Sermelux

Millionenloch treibt Fassadenbaufirma in den Konkurs

Die Firma aus Kehlen hat seit mehr als zwei Jahren versucht, Löcher in Millionenhöhe in ihren Bilanzen zu stopfen. Dennoch musste sie sich am vergangenen Freitag endgültig geschlagen geben.
Die Firma aus Kehlen hat seit mehr als zwei Jahren versucht, Löcher in Millionenhöhe in ihren Bilanzen zu stopfen. Dennoch musste sie sich am vergangenen Freitag endgültig geschlagen geben.
Foto: Chris Karaba

(M.G.) - Die Luxemburger Fassadenbaufirma Sermelux steht vor dem Aus. Nachdem die Firma seit mehr als zwei Jahren versucht hat, Löcher in Millionenhöhe in ihren Bilanzen zu stopfen, musste sie sich am vergangenen Freitag endgültig geschlagen geben und Konkurs anmelden. Ende 2015 seien hohe Fehlbeträge in den Büchern des Unternehmens festgestellt worden, erklärt der Anwalt der Firma, Marc Theisen.

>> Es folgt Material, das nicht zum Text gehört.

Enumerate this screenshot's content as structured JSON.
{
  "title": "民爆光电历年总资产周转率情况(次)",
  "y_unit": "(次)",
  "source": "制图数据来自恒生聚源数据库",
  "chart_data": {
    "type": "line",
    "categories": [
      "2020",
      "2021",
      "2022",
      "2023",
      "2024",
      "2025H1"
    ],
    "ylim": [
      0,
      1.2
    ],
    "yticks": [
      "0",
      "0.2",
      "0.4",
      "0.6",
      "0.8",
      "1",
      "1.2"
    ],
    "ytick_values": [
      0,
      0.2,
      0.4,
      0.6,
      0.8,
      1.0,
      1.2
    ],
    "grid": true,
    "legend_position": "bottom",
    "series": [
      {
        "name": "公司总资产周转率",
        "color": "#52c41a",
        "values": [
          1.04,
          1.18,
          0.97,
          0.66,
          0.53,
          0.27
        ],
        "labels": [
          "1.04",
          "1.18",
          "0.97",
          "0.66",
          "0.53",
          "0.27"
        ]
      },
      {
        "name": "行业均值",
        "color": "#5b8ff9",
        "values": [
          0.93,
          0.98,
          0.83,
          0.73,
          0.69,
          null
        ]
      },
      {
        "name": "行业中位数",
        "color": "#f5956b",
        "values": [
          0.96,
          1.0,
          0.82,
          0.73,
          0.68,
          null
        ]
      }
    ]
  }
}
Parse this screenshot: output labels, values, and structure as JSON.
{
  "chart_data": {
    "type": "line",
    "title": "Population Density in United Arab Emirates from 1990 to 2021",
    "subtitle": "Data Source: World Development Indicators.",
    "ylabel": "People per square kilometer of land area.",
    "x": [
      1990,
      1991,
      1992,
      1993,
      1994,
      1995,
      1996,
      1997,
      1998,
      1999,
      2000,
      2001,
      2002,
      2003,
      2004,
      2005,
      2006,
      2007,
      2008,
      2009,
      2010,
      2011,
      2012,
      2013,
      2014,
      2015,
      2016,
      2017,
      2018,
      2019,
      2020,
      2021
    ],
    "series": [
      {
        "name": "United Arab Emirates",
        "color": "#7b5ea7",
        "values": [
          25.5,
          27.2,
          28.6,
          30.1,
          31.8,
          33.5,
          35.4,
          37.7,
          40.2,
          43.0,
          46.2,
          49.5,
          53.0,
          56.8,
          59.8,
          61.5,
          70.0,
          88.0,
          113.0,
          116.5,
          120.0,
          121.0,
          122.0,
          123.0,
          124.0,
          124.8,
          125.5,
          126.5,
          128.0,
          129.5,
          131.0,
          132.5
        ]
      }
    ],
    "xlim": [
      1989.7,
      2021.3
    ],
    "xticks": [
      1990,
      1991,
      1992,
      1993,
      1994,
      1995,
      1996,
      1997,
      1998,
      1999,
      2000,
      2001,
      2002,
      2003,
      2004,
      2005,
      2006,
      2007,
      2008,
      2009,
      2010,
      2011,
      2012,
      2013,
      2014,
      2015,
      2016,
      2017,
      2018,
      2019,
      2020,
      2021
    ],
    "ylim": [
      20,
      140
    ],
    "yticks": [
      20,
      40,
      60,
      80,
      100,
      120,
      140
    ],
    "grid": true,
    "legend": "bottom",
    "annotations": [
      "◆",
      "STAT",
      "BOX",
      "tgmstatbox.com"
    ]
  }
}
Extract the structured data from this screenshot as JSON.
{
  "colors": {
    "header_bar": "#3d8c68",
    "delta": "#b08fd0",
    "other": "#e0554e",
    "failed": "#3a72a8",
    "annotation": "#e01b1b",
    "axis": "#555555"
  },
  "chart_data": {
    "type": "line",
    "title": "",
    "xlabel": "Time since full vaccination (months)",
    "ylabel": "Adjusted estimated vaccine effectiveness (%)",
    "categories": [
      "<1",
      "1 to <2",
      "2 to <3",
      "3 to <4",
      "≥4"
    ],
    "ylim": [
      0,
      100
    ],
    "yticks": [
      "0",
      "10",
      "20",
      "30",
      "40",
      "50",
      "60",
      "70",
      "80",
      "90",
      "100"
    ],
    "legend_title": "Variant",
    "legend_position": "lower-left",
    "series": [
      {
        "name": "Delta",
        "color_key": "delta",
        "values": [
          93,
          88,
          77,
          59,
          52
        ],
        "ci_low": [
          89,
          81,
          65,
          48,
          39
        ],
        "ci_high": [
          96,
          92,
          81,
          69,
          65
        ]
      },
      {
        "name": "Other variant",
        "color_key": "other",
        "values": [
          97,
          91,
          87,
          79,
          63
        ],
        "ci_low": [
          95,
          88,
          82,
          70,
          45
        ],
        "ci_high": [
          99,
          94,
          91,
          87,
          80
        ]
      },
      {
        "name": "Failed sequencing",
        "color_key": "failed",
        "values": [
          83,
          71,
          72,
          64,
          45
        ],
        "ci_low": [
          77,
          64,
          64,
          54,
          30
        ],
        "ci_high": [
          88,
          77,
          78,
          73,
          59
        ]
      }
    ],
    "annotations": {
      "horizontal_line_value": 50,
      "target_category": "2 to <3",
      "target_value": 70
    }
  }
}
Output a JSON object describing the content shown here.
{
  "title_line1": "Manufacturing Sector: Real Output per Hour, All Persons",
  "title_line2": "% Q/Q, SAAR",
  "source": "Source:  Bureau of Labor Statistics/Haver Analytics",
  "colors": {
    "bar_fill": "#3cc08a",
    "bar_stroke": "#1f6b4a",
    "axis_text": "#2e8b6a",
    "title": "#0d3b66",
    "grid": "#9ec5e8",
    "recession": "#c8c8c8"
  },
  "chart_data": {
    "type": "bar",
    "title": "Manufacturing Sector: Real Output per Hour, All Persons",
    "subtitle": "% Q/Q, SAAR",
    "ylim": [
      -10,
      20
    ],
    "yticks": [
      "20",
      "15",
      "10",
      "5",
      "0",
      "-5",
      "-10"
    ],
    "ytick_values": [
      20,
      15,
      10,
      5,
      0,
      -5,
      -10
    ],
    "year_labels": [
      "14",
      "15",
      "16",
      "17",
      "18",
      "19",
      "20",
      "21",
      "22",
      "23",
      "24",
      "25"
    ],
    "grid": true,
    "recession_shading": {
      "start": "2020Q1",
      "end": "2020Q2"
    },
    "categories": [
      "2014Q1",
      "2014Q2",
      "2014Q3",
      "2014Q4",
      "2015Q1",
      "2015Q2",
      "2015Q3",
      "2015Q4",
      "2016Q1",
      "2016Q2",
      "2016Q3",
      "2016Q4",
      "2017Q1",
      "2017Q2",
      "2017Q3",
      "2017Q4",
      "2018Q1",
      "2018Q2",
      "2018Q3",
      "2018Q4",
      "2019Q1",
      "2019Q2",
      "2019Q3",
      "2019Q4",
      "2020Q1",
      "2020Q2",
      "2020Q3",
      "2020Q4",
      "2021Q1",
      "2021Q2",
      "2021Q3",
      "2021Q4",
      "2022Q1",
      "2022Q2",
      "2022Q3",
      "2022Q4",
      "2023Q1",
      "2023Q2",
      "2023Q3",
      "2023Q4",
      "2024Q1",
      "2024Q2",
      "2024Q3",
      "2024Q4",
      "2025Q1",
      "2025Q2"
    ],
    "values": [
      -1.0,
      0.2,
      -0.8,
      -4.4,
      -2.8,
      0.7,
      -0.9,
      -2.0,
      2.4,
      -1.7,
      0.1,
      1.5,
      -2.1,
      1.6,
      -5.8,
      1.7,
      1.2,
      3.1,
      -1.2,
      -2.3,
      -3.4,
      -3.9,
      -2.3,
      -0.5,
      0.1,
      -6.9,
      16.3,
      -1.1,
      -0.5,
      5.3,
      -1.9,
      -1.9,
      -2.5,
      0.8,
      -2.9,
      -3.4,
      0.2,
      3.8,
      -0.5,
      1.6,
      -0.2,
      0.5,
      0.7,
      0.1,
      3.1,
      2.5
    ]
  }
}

Gleichzeitig kam heraus, dass auch die Jahresbilanzen nicht erstellt worden waren und die Firma der Steuerverwaltung einen größeren Betrag schuldete. Daraufhin wurde Anzeige erstattet und gleichzeitig versucht, die Firma wieder auf Kurs zu bringen. Die Verantwortlichen der Firma haben das vergangene Jahr damit zugebracht, ihre Bilanzen in Ordnung zu bringen und die Schulden gegenüber dem Steueramt und der Sozialversicherung zu tilgen.

„Wegen der fehlenden Bilanzen und der Steuerschuld konnte die Firma seit Ende 2015 nicht mehr an öffentlichen Ausschreibungen teilnehmen. Dadurch entgingen ihr Aufträge in Höhe von fünf bis zehn Millionen Euro“, so Marc Theisen. Um der Firma aus dieser misslichen Lage zu helfen, suchte Sermelux nach einem neuen Investor. Denn obwohl die Banken sehr viel Geduld aufgebracht hatten, war das Problem der fehlenden Millionen nicht gelöst.

Ein Rückschlag zu viel

Nach einigen Rückschlägen habe in den vergangenen Wochen alles danach ausgesehen, als hätte die Firma endlich einen neuen Geldgeber gefunden, erklärt der Anwalt. Auch hatte die Firma bei einer öffentlichen Ausschreibung den ersten Platz belegt und einen Großauftrag an Land gezogen. Als der Zweitplatzierte dann Einspruch gegen diese Entscheidung einlegte, zog sich auch der Investor zurück, und die Situation spitzte sich endgültig zu.

Am Mittwoch nimmt der Konkursverwalter seine Arbeit auf. Er muss unter anderem klären, ob ausstehende Aufträge möglicherweise noch erfüllt werden können. Zusätzlich geht dem Tennis ein Sponsor verloren.

Zu den Ermittlungen bezüglich den verschwundenen Millionen aus dem Jahr 2015 gibt es, laut Marc Theisen, bis heute keine weiteren Informationen. Für die rund 80 Mitarbeiter der Firma kam diese Entwicklung sehr überraschend. Sie wurden über die Lage der Firma erst am vergangenen Freitag informiert, als der letzte Investor sich zurückgezogen hatte.